Ensuite, bien que l’attention médiatique soit majoritairement centrée sur le dérèglement climatique et donc les émissions de gaz à effet de serre, le déclin de la biodiversité est un autre aspect de la crise environnementale, peut-être encore plus inquiétant.

Les mécanismes de ce déclin sont bien identifiés et, parmi les cinq facteurs principaux, quatre sont directement associés à nos modes alimentaires : la surexploitation des ressources naturelles, la pollution, la destruction des habitats, et le réchauffement climatique.

Malgré l’intensification de l’activité de pêche, la quantité de poissons capturés est en déclin depuis 25 ans. La surexploitation des ressources marines fait suite non seulement à l’augmentation de la population mais aussi à l’évolution de la consommation individuelle (3-4 kg par personne et par an vers 1950, 20 kg aujourd’hui). Ainsi, la surexploitation des mers a un impact majeur sur la biodiversité marine, ce qui rend la consommation quotidienne de poisson indésirable.

La pollution par les pesticides employés pour augmenter les rendements de l’agriculture intensive joue de manière certaine un rôle majeur dans l’extinction massive révélée par des études récentes alarmantes (diminution de 76 % de la biomasse d’insectes volants en Allemagne entre 1989 et 2016 et de 33 % du nombre d’oiseaux spécialistes agricoles en France entre 2003 et 2018).

Les résultats de l’étude RESCAPE révèlent l’ubiquité des pesticides dans les sols et la biomasse, tandis qu’une équipe neuchâteloise a mesuré un taux moyen de néonicotinoïdes de 1800 pg/g (picogrammes par gramme) dans des échantillons de miel du monde entier6 alors que ce pesticide est toxique pour les abeilles à partir de 100 pg/g.

La nécessité de réduire les quantités de pesticides utilisés en agriculture est donc criante. Étant donné qu’en France 73 % des céréales destinées à l’alimentation servent à nourrir le bétail, augmenter la part des repas végétariens a un impact bénéfique direct sur les pollutions agricoles.

Enfin, actuellement 97% des tourteaux de soja consommés en France sont importés, majoritairement d’Amérique du Sud où les champs remplacent la forêt amazonienne, afin de nourrir le bétail. La consommation de viande contribue donc directement à la déforestation d’une des principales réserves de biodiversité au monde.

Urgence

L’urgence à modifier nos modes alimentaires, en particulier au profit d’une alimentation végétale, est soulignée de manière croissante par les études scientifiques. Le rapport « Climate change and Land » (2019) du Groupe d’experts intergouvernemental sur l’évolution du climat (GIEC) synthétise ainsi les résultats de ces études (Sect. 5.5.2.1) :

« En résumé, les changements en provenance de la demande au sujet du choix et de la consommation de nourriture peuvent aider à atteindre les objectifs de réduction d’émissions de gaz à effet de serre (haut niveau de confiance). Les alimentations bas-carbone tendent en moyenne à être meilleures pour la santé et ont une empreinte moindre sur l’utilisation des sols. »

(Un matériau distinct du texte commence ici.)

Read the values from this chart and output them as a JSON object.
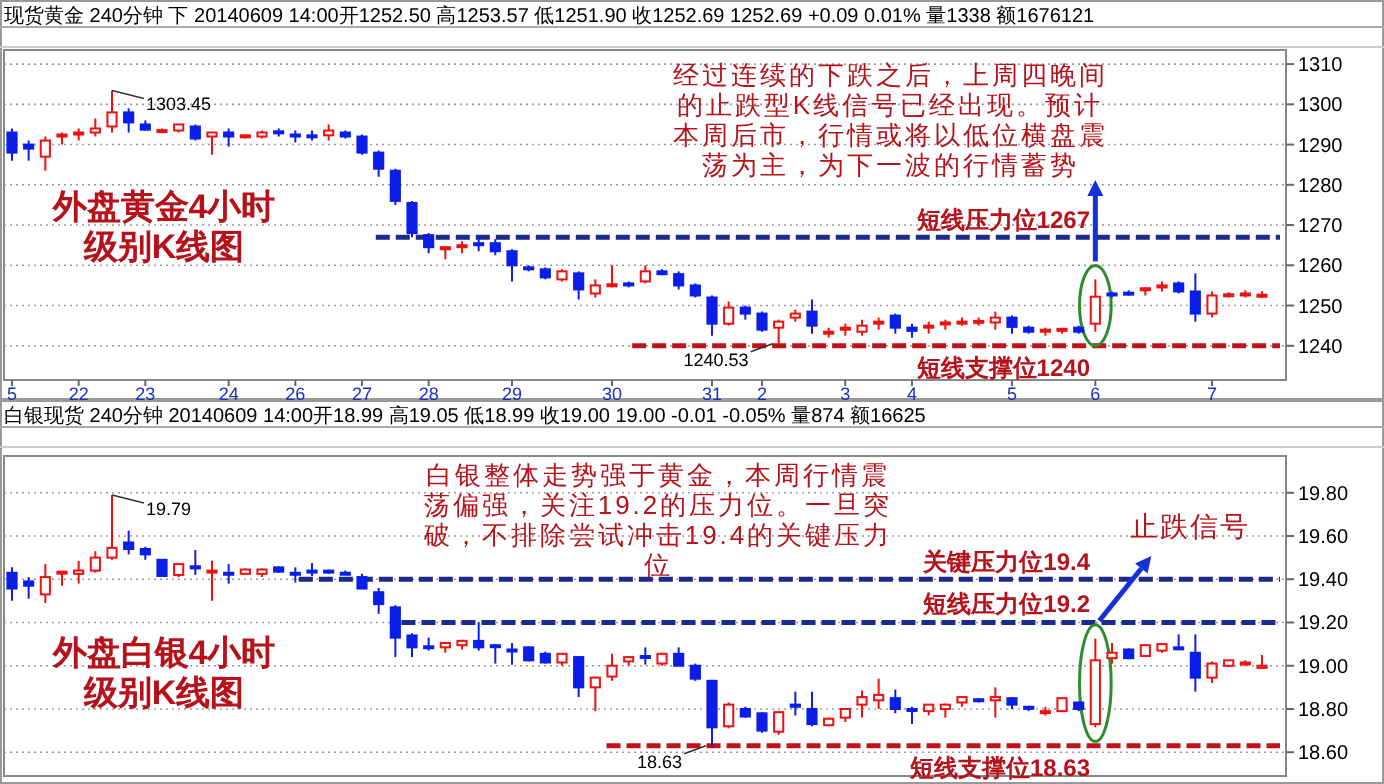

Le même rapport précise (Sect. 5.5.2.2) « qu’il y a une sympathie apparente des consommateurs pour la réduction de la consommation de viande due à l’impact environnemental, qui n’a pas été exploitée. Les facteurs sociaux […] incluent la nécessité d’une meilleure éducation ou information au sujet des barrières perçues […] ; assurer l’attractivité sensorielle ou esthétique ; et insister sur les bénéfices en termes de santé et nutritionnels ».

Le Crous a toutes les cartes en main pour offrir des menus plus végétaux et appétissants.